Les Vieux-Croyants ont peuplé toute la Sibérie et tout
l’Extrême-Orient russe ; on les pourchassait, et eux-mêmes étaient prêts à
aller toujours plus loin, à l’abri de la persécution. Une fois installés, on
les chassait et on établissait à leur place des colons orthodoxes, bien moins
rudes au travail qu’eux. Léon Poliakov les a comparés aux protestants en
Occident. Dans tous les musées d’ethnographie de la région, il y a toujours une
section qui leur est consacrée.
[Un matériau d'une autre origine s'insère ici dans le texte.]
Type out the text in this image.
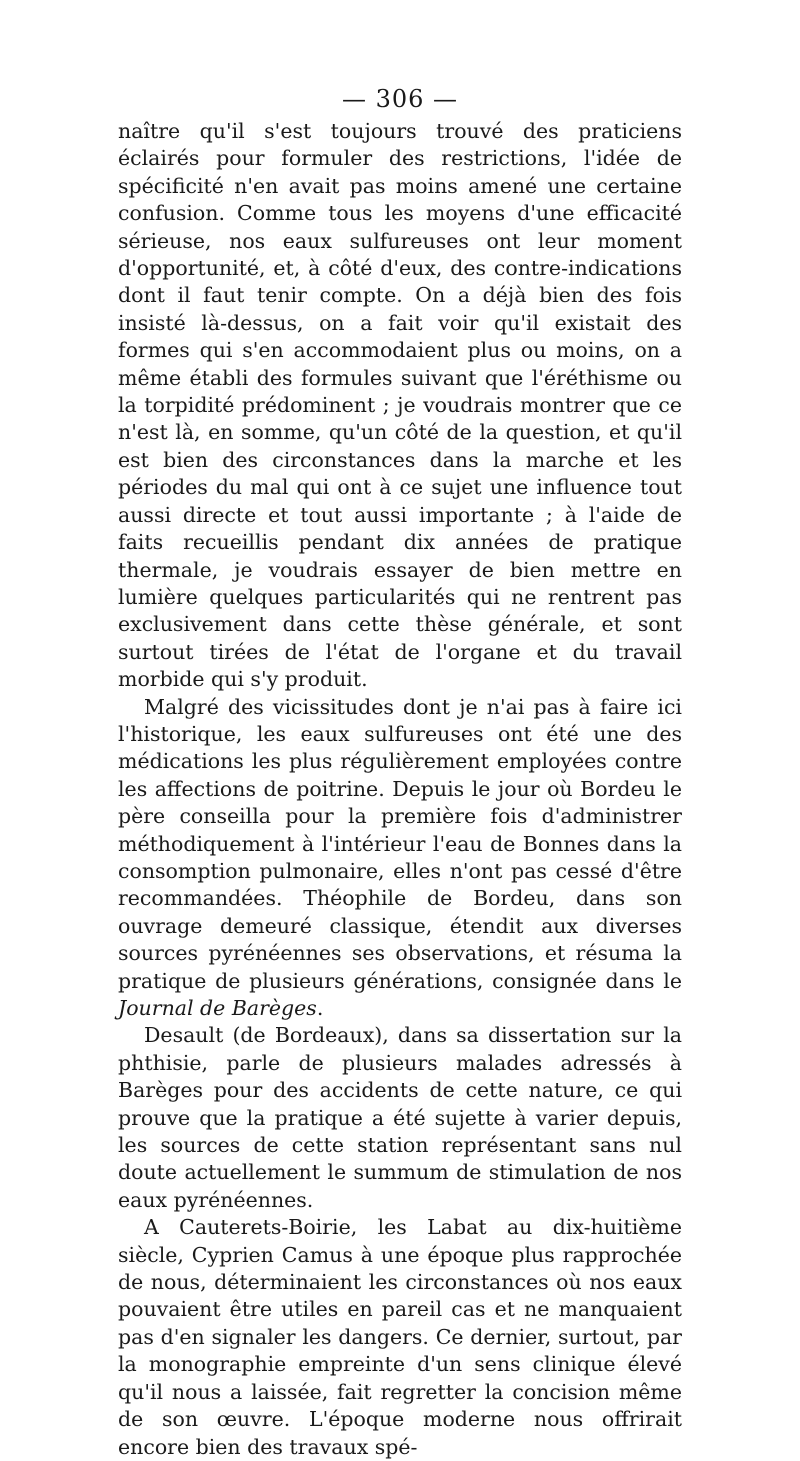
— 306 —

naître qu'il s'est toujours trouvé des praticiens éclairés pour formuler des restrictions, l'idée de spécificité n'en avait pas moins amené une certaine confusion. Comme tous les moyens d'une efficacité sérieuse, nos eaux sulfureuses ont leur moment d'opportunité, et, à côté d'eux, des contre-indications dont il faut tenir compte. On a déjà bien des fois insisté là-dessus, on a fait voir qu'il existait des formes qui s'en accommodaient plus ou moins, on a même établi des formules suivant que l'éréthisme ou la torpidité prédominent ; je voudrais montrer que ce n'est là, en somme, qu'un côté de la question, et qu'il est bien des circonstances dans la marche et les périodes du mal qui ont à ce sujet une influence tout aussi directe et tout aussi importante ; à l'aide de faits recueillis pendant dix années de pratique thermale, je voudrais essayer de bien mettre en lumière quelques particularités qui ne rentrent pas exclusivement dans cette thèse générale, et sont surtout tirées de l'état de l'organe et du travail morbide qui s'y produit.

Malgré des vicissitudes dont je n'ai pas à faire ici l'historique, les eaux sulfureuses ont été une des médications les plus régulièrement employées contre les affections de poitrine. Depuis le jour où Bordeu le père conseilla pour la première fois d'administrer méthodiquement à l'intérieur l'eau de Bonnes dans la consomption pulmonaire, elles n'ont pas cessé d'être recommandées. Théophile de Bordeu, dans son ouvrage demeuré classique, étendit aux diverses sources pyrénéennes ses observations, et résuma la pratique de plusieurs générations, consignée dans le Journal de Barèges.

Desault (de Bordeaux), dans sa dissertation sur la phthisie, parle de plusieurs malades adressés à Barèges pour des accidents de cette nature, ce qui prouve que la pratique a été sujette à varier depuis, les sources de cette station représentant sans nul doute actuellement le summum de stimulation de nos eaux pyrénéennes.

A Cauterets-Boirie, les Labat au dix-huitième siècle, Cyprien Camus à une époque plus rapprochée de nous, déterminaient les circonstances où nos eaux pouvaient être utiles en pareil cas et ne manquaient pas d'en signaler les dangers. Ce dernier, surtout, par la monographie empreinte d'un sens clinique élevé qu'il nous a laissée, fait regretter la concision même de son œuvre. L'époque moderne nous offrirait encore bien des travaux spé-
L’édit impérial de 1860 qui a légalisé leur
émigration vers l’Est de l’Empire a joué un grand rôle pour ces immenses
espaces toujours en attente d’un peuplement nouveau. Une légende voulait que le
royaume de la Justice fût à l’Est, dans le Bielovodié, ou Royaume blanc. Une
autre parlait du royaume d’Oponié, le Japon, et les pieux moujiks partaient
vers l’utopie avec femmes et enfants toujours sobres, toujours excellents
charpentiers et bâtisseurs. Leurs colonies sont toujours là, conduites par des
vieillards aux longues barbes ; toutefois, leur long chemin de la Russie
centrale vers la Province maritime est maintenant achevé et leurs communautés
se délitent. L’absence des popes, dans la plupart de leurs obédiences, leur
donne peu de résistance aujourd’hui, face aux protestants de toutes
appellations qui s’emparent des esprits et sont plus nombreux que les Orthodoxes
pratiquants, cependant que la scientologie viendrait en troisième place. La
Sibérie a toujours été un lieu de prédilection pour les sectes.